From the point of view of the registry, you could manage descriptions of multiple Element Sets and Application Profiles within a single Schema (i.e. a single XML document), or you could create separate Schemas for each Element Set and Application Profile (i.e. one XML document per Element Set and Application Profile.

2. A note on resource identifiers

All the resources described for the registry must have unique identifiers associated with them, and those identifiers take the form of Uniform Resource Identifiers (URIs).

Some of the resources for which you (or other registry contributors) are creating descriptions may already have URIs assigned to them. Some organisations responsible for "standard" metadata Element Sets have assigned and published URIs for the Elements within those Element Sets. So for example, the DCMI has published URIs for the various "terms" in the Dublin Core Metadata Element Set.

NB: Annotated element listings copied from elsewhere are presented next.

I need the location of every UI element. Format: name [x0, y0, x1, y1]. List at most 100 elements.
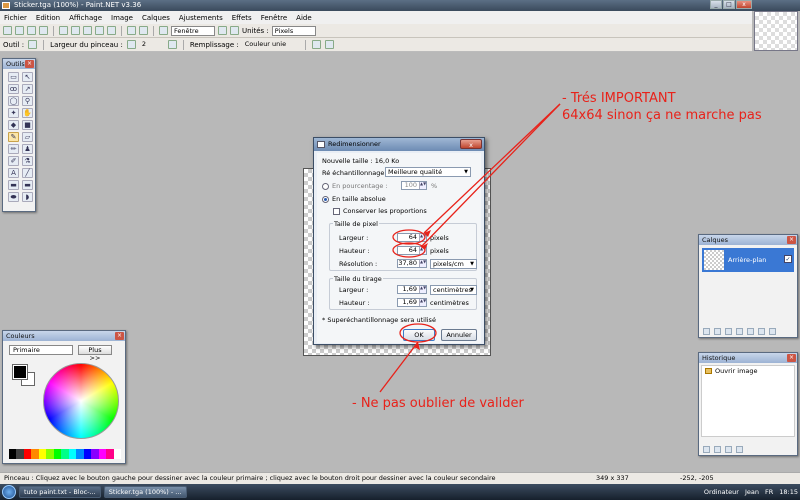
paste-icon[interactable] — [83, 26, 92, 35]
gradient-icon[interactable]: ■ — [22, 120, 33, 130]
units-select[interactable]: Pixels — [271, 25, 316, 36]
dialog-close-button[interactable]: x — [460, 139, 482, 149]
duplicate-layer-icon[interactable] — [725, 328, 732, 335]
start-button[interactable] — [2, 485, 16, 499]
ruler-icon[interactable] — [230, 26, 239, 35]
cancel-button[interactable]: Annuler — [441, 329, 477, 341]
paintbrush-icon[interactable] — [28, 40, 38, 49]
spin-icon[interactable]: ▲▼ — [419, 182, 426, 189]
redo-icon[interactable] — [725, 446, 732, 453]
resolution-input[interactable]: 37,80 ▲▼ — [397, 259, 427, 268]
resolution-unit-select[interactable]: pixels/cm ▼ — [430, 259, 477, 269]
print-width-input[interactable]: 1,69 ▲▼ — [397, 285, 427, 294]
tray-computer[interactable]: Ordinateur — [704, 486, 739, 498]
history-panel-title[interactable]: Historique × — [699, 353, 797, 363]
ellipse-select-icon[interactable]: ◯ — [8, 96, 19, 106]
close-button[interactable]: x — [736, 0, 752, 9]
spin-icon[interactable]: ▲▼ — [419, 299, 426, 306]
antialias-icon[interactable] — [311, 40, 321, 49]
fill-select[interactable]: Couleur unie — [243, 40, 299, 50]
tray-user[interactable]: Jean — [745, 486, 759, 498]
fast-forward-icon[interactable] — [736, 446, 743, 453]
open-file-icon[interactable] — [15, 26, 24, 35]
crop-icon[interactable] — [95, 26, 104, 35]
color-palette[interactable] — [9, 449, 122, 459]
color-picker-icon[interactable]: ⚗ — [22, 156, 33, 166]
print-height-input[interactable]: 1,69 ▲▼ — [397, 298, 427, 307]
keep-ratio-checkbox[interactable] — [333, 208, 340, 215]
close-icon[interactable]: × — [115, 332, 124, 340]
lasso-icon[interactable]: ꝏ — [8, 84, 19, 94]
move-icon[interactable]: ↖ — [22, 72, 33, 82]
clock[interactable]: 18:15 — [779, 486, 798, 498]
color-wheel[interactable] — [43, 363, 119, 439]
add-layer-icon[interactable] — [703, 328, 710, 335]
undo-icon[interactable] — [714, 446, 721, 453]
layer-properties-icon[interactable] — [769, 328, 776, 335]
resampling-select[interactable]: Meilleure qualité ▼ — [385, 167, 471, 177]
bucket-icon[interactable]: ◆ — [8, 120, 19, 130]
line-icon[interactable]: ╱ — [22, 168, 33, 178]
menu-effets[interactable]: Effets — [232, 14, 252, 22]
more-colors-button[interactable]: Plus >> — [78, 345, 112, 362]
layer-item[interactable]: Arrière-plan ✓ — [702, 248, 794, 272]
clone-stamp-icon[interactable]: ♟ — [22, 144, 33, 154]
primary-color-swatch[interactable] — [12, 364, 28, 380]
merge-layer-icon[interactable] — [736, 328, 743, 335]
taskbar-item-paintnet[interactable]: Sticker.tga (100%) - ... — [103, 486, 187, 498]
undo-icon[interactable] — [127, 26, 136, 35]
rewind-icon[interactable] — [703, 446, 710, 453]
redo-icon[interactable] — [139, 26, 148, 35]
recolor-icon[interactable]: ✐ — [8, 156, 19, 166]
eraser-icon[interactable]: ▱ — [22, 132, 33, 142]
pan-icon[interactable]: ✋ — [22, 108, 33, 118]
tray-language[interactable]: FR — [765, 486, 773, 498]
image-thumbnail[interactable] — [754, 11, 798, 51]
width-input[interactable]: 64 ▲▼ — [397, 233, 427, 242]
rectangle-icon[interactable]: ▬ — [8, 180, 19, 190]
text-icon[interactable]: A — [8, 168, 19, 178]
grid-icon[interactable] — [218, 26, 227, 35]
paintbrush-tool-icon[interactable]: ✎ — [8, 132, 19, 142]
close-icon[interactable]: × — [787, 236, 796, 244]
menu-ajustements[interactable]: Ajustements — [179, 14, 223, 22]
height-input[interactable]: 64 ▲▼ — [397, 246, 427, 255]
spin-icon[interactable]: ▲▼ — [419, 286, 426, 293]
menu-edition[interactable]: Edition — [36, 14, 60, 22]
spin-icon[interactable]: ▲▼ — [419, 234, 426, 241]
dialog-title-bar[interactable]: Redimensionner x — [314, 138, 484, 151]
print-icon[interactable] — [39, 26, 48, 35]
pencil-icon[interactable]: ✏ — [8, 144, 19, 154]
new-file-icon[interactable] — [3, 26, 12, 35]
ok-button[interactable]: OK — [403, 329, 435, 341]
rounded-rectangle-icon[interactable]: ▬ — [22, 180, 33, 190]
tools-panel-title[interactable]: Outils × — [3, 59, 35, 69]
increase-icon[interactable] — [167, 40, 177, 49]
zoom-tool-icon[interactable]: ⚲ — [22, 96, 33, 106]
percent-radio[interactable] — [322, 183, 329, 190]
spin-icon[interactable]: ▲▼ — [419, 247, 426, 254]
close-icon[interactable]: × — [787, 354, 796, 362]
colors-panel-title[interactable]: Couleurs × — [3, 331, 125, 341]
menu-fenetre[interactable]: Fenêtre — [261, 14, 287, 22]
minimize-button[interactable]: _ — [710, 0, 722, 9]
cut-icon[interactable] — [59, 26, 68, 35]
save-icon[interactable] — [27, 26, 36, 35]
move-up-icon[interactable] — [747, 328, 754, 335]
move-selection-icon[interactable]: ↗ — [22, 84, 33, 94]
menu-affichage[interactable]: Affichage — [69, 14, 102, 22]
delete-layer-icon[interactable] — [714, 328, 721, 335]
menu-calques[interactable]: Calques — [142, 14, 170, 22]
taskbar-item-notepad[interactable]: tuto paint.txt - Bloc-... — [19, 486, 101, 498]
percent-input[interactable]: 100 ▲▼ — [401, 181, 427, 190]
menu-fichier[interactable]: Fichier — [4, 14, 27, 22]
layers-panel-title[interactable]: Calques × — [699, 235, 797, 245]
color-mode-select[interactable]: Primaire — [9, 345, 73, 355]
history-item[interactable]: Ouvrir image — [702, 366, 794, 376]
menu-image[interactable]: Image — [111, 14, 133, 22]
print-width-unit-select[interactable]: centimètres ▼ — [430, 285, 477, 295]
brush-width-value[interactable]: 2 — [140, 40, 164, 50]
spin-icon[interactable]: ▲▼ — [419, 260, 426, 267]
menu-aide[interactable]: Aide — [296, 14, 311, 22]
window-select[interactable]: Fenêtre — [171, 25, 215, 36]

Many of the resources described in the context of the registry have not (at least not yet!) been formally assigned URIs elsewhere. Such resources will be assigned URIs for use within the registry. As we shall see, the MEG client application generates identifiers for most resources as you create descriptions for them. But the application always allows you the option of overriding the generated identifier, so that if you know that a URI has already been provided for a particular resource, you can use that URI in place of the suggested one.

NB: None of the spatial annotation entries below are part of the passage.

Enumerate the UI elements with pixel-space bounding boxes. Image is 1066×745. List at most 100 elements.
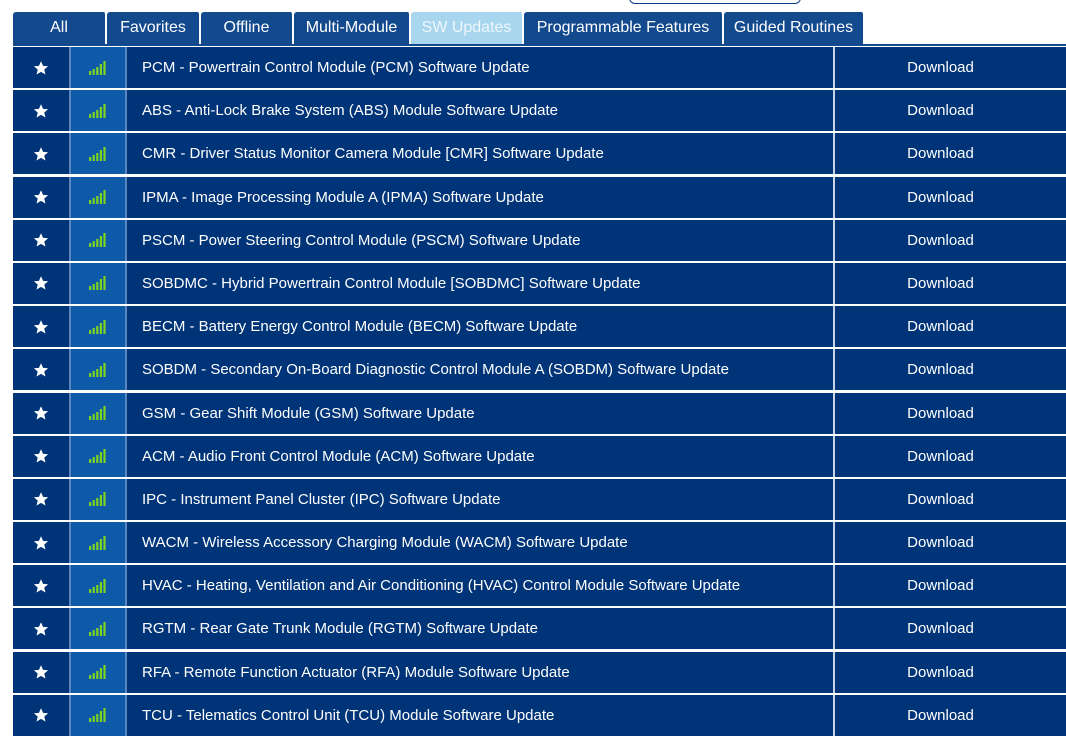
connectivity-cell: [69, 522, 127, 564]
table-row: PCM - Powertrain Control Module (PCM) So…: [13, 47, 1066, 88]
favorite-toggle[interactable]: [13, 522, 69, 564]
favorite-toggle[interactable]: [13, 133, 69, 175]
connectivity-cell: [69, 219, 127, 261]
software-update-list: PCM - Powertrain Control Module (PCM) So…: [13, 47, 1066, 738]
module-update-name[interactable]: GSM - Gear Shift Module (GSM) Software U…: [127, 392, 835, 434]
connectivity-cell: [69, 651, 127, 693]
module-update-name[interactable]: ACM - Audio Front Control Module (ACM) S…: [127, 435, 835, 477]
connectivity-cell: [69, 694, 127, 736]
module-update-name[interactable]: IPC - Instrument Panel Cluster (IPC) Sof…: [127, 478, 835, 520]
signal-bars-icon: [89, 190, 107, 205]
module-update-name[interactable]: IPMA - Image Processing Module A (IPMA) …: [127, 176, 835, 218]
signal-bars-icon: [89, 276, 107, 291]
favorite-toggle[interactable]: [13, 651, 69, 693]
download-button[interactable]: Download: [835, 651, 1066, 693]
download-button[interactable]: Download: [835, 435, 1066, 477]
download-button[interactable]: Download: [835, 176, 1066, 218]
favorite-toggle[interactable]: [13, 435, 69, 477]
download-button[interactable]: Download: [835, 349, 1066, 391]
table-row: ABS - Anti-Lock Brake System (ABS) Modul…: [13, 90, 1066, 132]
module-update-name[interactable]: BECM - Battery Energy Control Module (BE…: [127, 306, 835, 348]
table-row: GSM - Gear Shift Module (GSM) Software U…: [13, 392, 1066, 434]
star-icon: [33, 60, 49, 76]
tab-bar-divider: [13, 44, 1066, 46]
download-button[interactable]: Download: [835, 306, 1066, 348]
module-update-name[interactable]: HVAC - Heating, Ventilation and Air Cond…: [127, 565, 835, 607]
module-update-name[interactable]: ABS - Anti-Lock Brake System (ABS) Modul…: [127, 90, 835, 132]
table-row: RFA - Remote Function Actuator (RFA) Mod…: [13, 651, 1066, 693]
favorite-toggle[interactable]: [13, 392, 69, 434]
signal-bars-icon: [89, 535, 107, 550]
tab-multi-module[interactable]: Multi-Module: [294, 12, 411, 44]
table-row: SOBDM - Secondary On-Board Diagnostic Co…: [13, 349, 1066, 391]
download-button[interactable]: Download: [835, 133, 1066, 175]
star-icon: [33, 319, 49, 335]
signal-bars-icon: [89, 406, 107, 420]
tab-offline[interactable]: Offline: [201, 12, 294, 44]
favorite-toggle[interactable]: [13, 565, 69, 607]
star-icon: [33, 275, 49, 291]
connectivity-cell: [69, 176, 127, 218]
download-button[interactable]: Download: [835, 47, 1066, 88]
download-button[interactable]: Download: [835, 522, 1066, 564]
download-button[interactable]: Download: [835, 694, 1066, 736]
signal-bars-icon: [89, 146, 107, 161]
connectivity-cell: [69, 478, 127, 520]
star-icon: [33, 405, 49, 421]
download-button[interactable]: Download: [835, 565, 1066, 607]
tab-favorites[interactable]: Favorites: [107, 12, 201, 44]
connectivity-cell: [69, 435, 127, 477]
favorite-toggle[interactable]: [13, 90, 69, 132]
table-row: IPMA - Image Processing Module A (IPMA) …: [13, 176, 1066, 218]
module-update-name[interactable]: CMR - Driver Status Monitor Camera Modul…: [127, 133, 835, 175]
top-control-edge: [629, 0, 801, 4]
connectivity-cell: [69, 349, 127, 391]
tab-programmable-features[interactable]: Programmable Features: [524, 12, 724, 44]
star-icon: [33, 103, 49, 119]
star-icon: [33, 232, 49, 248]
module-update-name[interactable]: WACM - Wireless Accessory Charging Modul…: [127, 522, 835, 564]
star-icon: [33, 491, 49, 507]
module-update-name[interactable]: SOBDMC - Hybrid Powertrain Control Modul…: [127, 262, 835, 304]
favorite-toggle[interactable]: [13, 478, 69, 520]
table-row: ACM - Audio Front Control Module (ACM) S…: [13, 435, 1066, 477]
download-button[interactable]: Download: [835, 392, 1066, 434]
download-button[interactable]: Download: [835, 262, 1066, 304]
module-update-name[interactable]: SOBDM - Secondary On-Board Diagnostic Co…: [127, 349, 835, 391]
table-row: CMR - Driver Status Monitor Camera Modul…: [13, 133, 1066, 175]
download-button[interactable]: Download: [835, 478, 1066, 520]
favorite-toggle[interactable]: [13, 694, 69, 736]
module-update-name[interactable]: PCM - Powertrain Control Module (PCM) So…: [127, 47, 835, 88]
download-button[interactable]: Download: [835, 219, 1066, 261]
tab-all[interactable]: All: [13, 12, 107, 44]
signal-bars-icon: [89, 708, 107, 723]
module-update-name[interactable]: RGTM - Rear Gate Trunk Module (RGTM) Sof…: [127, 608, 835, 650]
favorite-toggle[interactable]: [13, 262, 69, 304]
module-update-name[interactable]: PSCM - Power Steering Control Module (PS…: [127, 219, 835, 261]
signal-bars-icon: [89, 621, 107, 636]
tab-sw-updates[interactable]: SW Updates: [411, 12, 524, 44]
table-row: RGTM - Rear Gate Trunk Module (RGTM) Sof…: [13, 608, 1066, 650]
connectivity-cell: [69, 306, 127, 348]
connectivity-cell: [69, 392, 127, 434]
favorite-toggle[interactable]: [13, 608, 69, 650]
tab-guided-routines[interactable]: Guided Routines: [724, 12, 865, 44]
download-button[interactable]: Download: [835, 608, 1066, 650]
favorite-toggle[interactable]: [13, 219, 69, 261]
signal-bars-icon: [89, 60, 107, 75]
favorite-toggle[interactable]: [13, 47, 69, 88]
favorite-toggle[interactable]: [13, 349, 69, 391]
tab-bar: All Favorites Offline Multi-Module SW Up…: [13, 12, 865, 44]
download-button[interactable]: Download: [835, 90, 1066, 132]
module-update-name[interactable]: RFA - Remote Function Actuator (RFA) Mod…: [127, 651, 835, 693]
star-icon: [33, 362, 49, 378]
signal-bars-icon: [89, 665, 107, 680]
table-row: IPC - Instrument Panel Cluster (IPC) Sof…: [13, 478, 1066, 520]
favorite-toggle[interactable]: [13, 306, 69, 348]
favorite-toggle[interactable]: [13, 176, 69, 218]
connectivity-cell: [69, 262, 127, 304]
signal-bars-icon: [89, 233, 107, 248]
module-update-name[interactable]: TCU - Telematics Control Unit (TCU) Modu…: [127, 694, 835, 736]
signal-bars-icon: [89, 449, 107, 464]
table-row: SOBDMC - Hybrid Powertrain Control Modul…: [13, 262, 1066, 304]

As noted above, none of the resources you are describing for the registry are Web-retrievable resources: Element Sets, Elements, Application Profiles etc. are "abstract" resources, not digital objects. Schemas - machine-readable representations of descriptions of these other resources - are digital objects and are (potentially at least) Web-retrievable. In the current version of the registry, metadata about the Schemas themselves is not provided.

However, it has become common practice to employ URIs which use the http: scheme as identifiers for such resources, even though the resources themselves are not Web-retrievable. The use of such an identifier does not imply that you should expect to obtain a digital object if you attempt to "de-reference" that URI e.g. by issuing an HTTP GET on typing it in the address box of a Web browser.